One metric for evaluating the quality of a transcriptome assembly is to examine the number of transcripts that were assembled that appear to be full-length or nearly full-length. Such an analysis with a reference transcript set, such as from human or mouse, is relatively straightforward, since one can align the assembled transcripts to the reference transcripts and examine the length coverage. For non-model organisms, no such reference transcript set is available. If a high quality annotation exists for a closely related organism, then one might compare the assembled transcripts to that closely related transcriptome to examine full-length coverage. In other cases, a more general analysis to perform is to align the assembled transcripts against all known proteins and to determine the number of unique top matching proteins that align across more than X% of its length.

Trinity supports these analyses using BLAST+.

Useful protein databases to search include SwissProt and TrEMBL.

To examine the extent of top-matching BLAST alignments, first run BLAST, and then run the included analysis script below:

Build a blastable database:
%  makeblastdb -in uniprot_sprot.fasta -dbtype prot
Perform the blast search, reporting only the top alignment:
% blastx -query Trinity.fasta -db uniprot_sprot.fasta -out blastx.outfmt6 \
         -evalue 1e-20 -num_threads 6 -max_target_seqs 1 -outfmt 6

This will generate a blast output file called blastx.outfmt6 in tab-delimited format.

Note
Type blastx -help for a description of the tab-delimited output format.

Next, examine the percent of the target being aligned to by the best matching Trinity transcript, like so:

% util/analyze_blastPlus_topHit_coverage.pl blastx.outfmt6 Trinity.fasta uniprot_sprot.fasta

This will create a file called blastx.outfmt6.txt.w_pct_hit_length that adds fields to the blastx output file, including the top hit’s length, percent of the hit’s length included in the alignment to the Trinity transcript, and the header description for that database entry.

In addition, the distribution of percent length coverage for the top matching database entries is provided as follows.

hit_pct_cov_bin count_in_bin >bin_below

100

3242

3242

90

268

3510

80

186

3696

70

202

3898

60

216

4114

50

204

4318

40

164

4482

30

135

4617

20

76

4693

10

0

4693

0

0

4693

Note
Only the single best matching Trinity transcript is reported for each top matching database entry; in other words, target database entries are counted uniquely.

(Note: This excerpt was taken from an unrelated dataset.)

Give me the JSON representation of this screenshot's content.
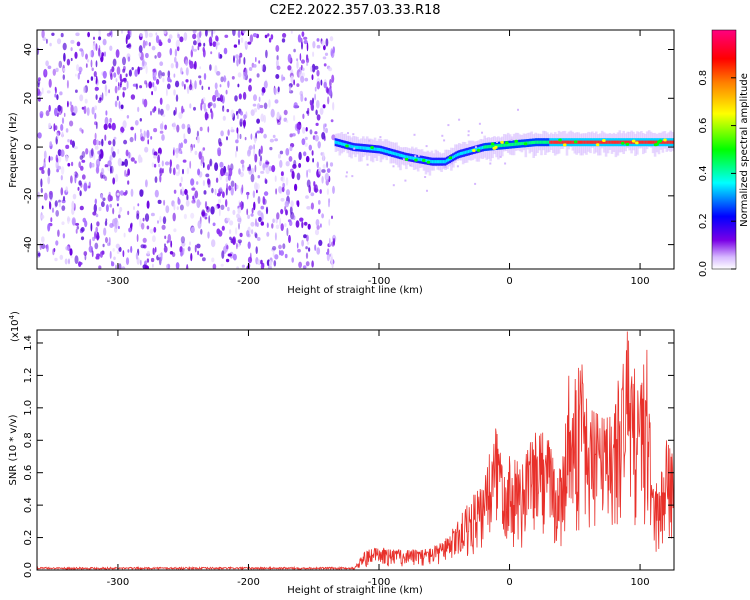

If a target protein matches multiple Trinity transcripts as their best hits, that target protein is counted only once along with that Trinity transcript that provides the highest BLAST bit score and longest match length.

Statements we can make based on this table include:

  • There are 268 proteins that each match a Trinity transcript by >80% and ⇐ 90% of their protein lengths.

  • There are 3510 proteins that are represented by nearly full-length transcripts, having >80% alignment coverage.

  • There are 3242 proteins that are covered by more than 90% of their protein lengths.

Note
Similar analyses can be performed using nucleotide databases, running blastn instead of blastx.